Jobs’ death in 2011 left Powell Jobs as one of the richest women in the world, with some $12 billion, most of it in Disney stock, in her name. It also gives her greater freedom to lend her voice and spend her money openly on behalf of the causes she supports, and that is precisely what she has begun to do. One of the first issues she has embraced is immigration reform, a natural outgrowth of her focus on education and her personal experience as a mentor.
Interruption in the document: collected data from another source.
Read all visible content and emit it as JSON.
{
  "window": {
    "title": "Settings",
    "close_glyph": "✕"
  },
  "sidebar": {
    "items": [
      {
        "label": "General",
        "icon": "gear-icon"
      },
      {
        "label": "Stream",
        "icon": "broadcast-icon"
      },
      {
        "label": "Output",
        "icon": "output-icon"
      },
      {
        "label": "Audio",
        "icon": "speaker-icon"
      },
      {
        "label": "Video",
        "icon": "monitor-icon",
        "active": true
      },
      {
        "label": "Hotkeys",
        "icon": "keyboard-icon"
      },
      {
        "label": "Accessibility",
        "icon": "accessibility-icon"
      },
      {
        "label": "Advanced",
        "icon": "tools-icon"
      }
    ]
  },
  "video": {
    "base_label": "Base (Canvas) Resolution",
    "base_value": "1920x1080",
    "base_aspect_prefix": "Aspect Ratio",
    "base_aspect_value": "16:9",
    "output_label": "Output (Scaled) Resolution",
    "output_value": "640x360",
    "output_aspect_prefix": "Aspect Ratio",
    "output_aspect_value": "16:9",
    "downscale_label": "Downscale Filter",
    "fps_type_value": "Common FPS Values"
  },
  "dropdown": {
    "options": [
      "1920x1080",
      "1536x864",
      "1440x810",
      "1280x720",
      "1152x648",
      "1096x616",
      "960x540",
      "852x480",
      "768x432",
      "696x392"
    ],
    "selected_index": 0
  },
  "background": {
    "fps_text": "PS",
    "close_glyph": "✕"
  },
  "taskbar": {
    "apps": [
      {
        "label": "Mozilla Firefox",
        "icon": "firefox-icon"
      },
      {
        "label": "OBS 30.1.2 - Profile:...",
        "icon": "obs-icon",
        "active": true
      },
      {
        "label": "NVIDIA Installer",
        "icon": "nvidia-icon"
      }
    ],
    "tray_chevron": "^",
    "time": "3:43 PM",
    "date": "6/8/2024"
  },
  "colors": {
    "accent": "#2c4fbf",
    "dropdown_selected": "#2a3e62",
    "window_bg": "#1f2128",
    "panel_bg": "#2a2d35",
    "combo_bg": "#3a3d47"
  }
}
The Emerson Collective, which didn’t even maintain a website a couple of years ago, currently has an up-to-the-minute site that addresses progress on immigration legislation as well as protecting the environment, education reform, and gun control. Last year she bankrolled a 30-minute film, “The Dream is Now,” about four young people whose prospects are bleak because they are in the U.S. illegally; she took it to Capitol Hill to showcase it to members of Congress, and sat for a rare interview with NBC’s Brian Williams in which she shone as an articulate, earnest advocate, bearing out Isaacson’s assertion that “she is one of the smartest and most grounded people I have ever met.” She is also a deeply private person, like her late husband, and friends say that’s unlikely to change. However, given her commitment “to try to effect the greatest amount of good,” as she told the Times, it’s doubtful that she will be able to pass again as a tall blonde woman known only as Laurene.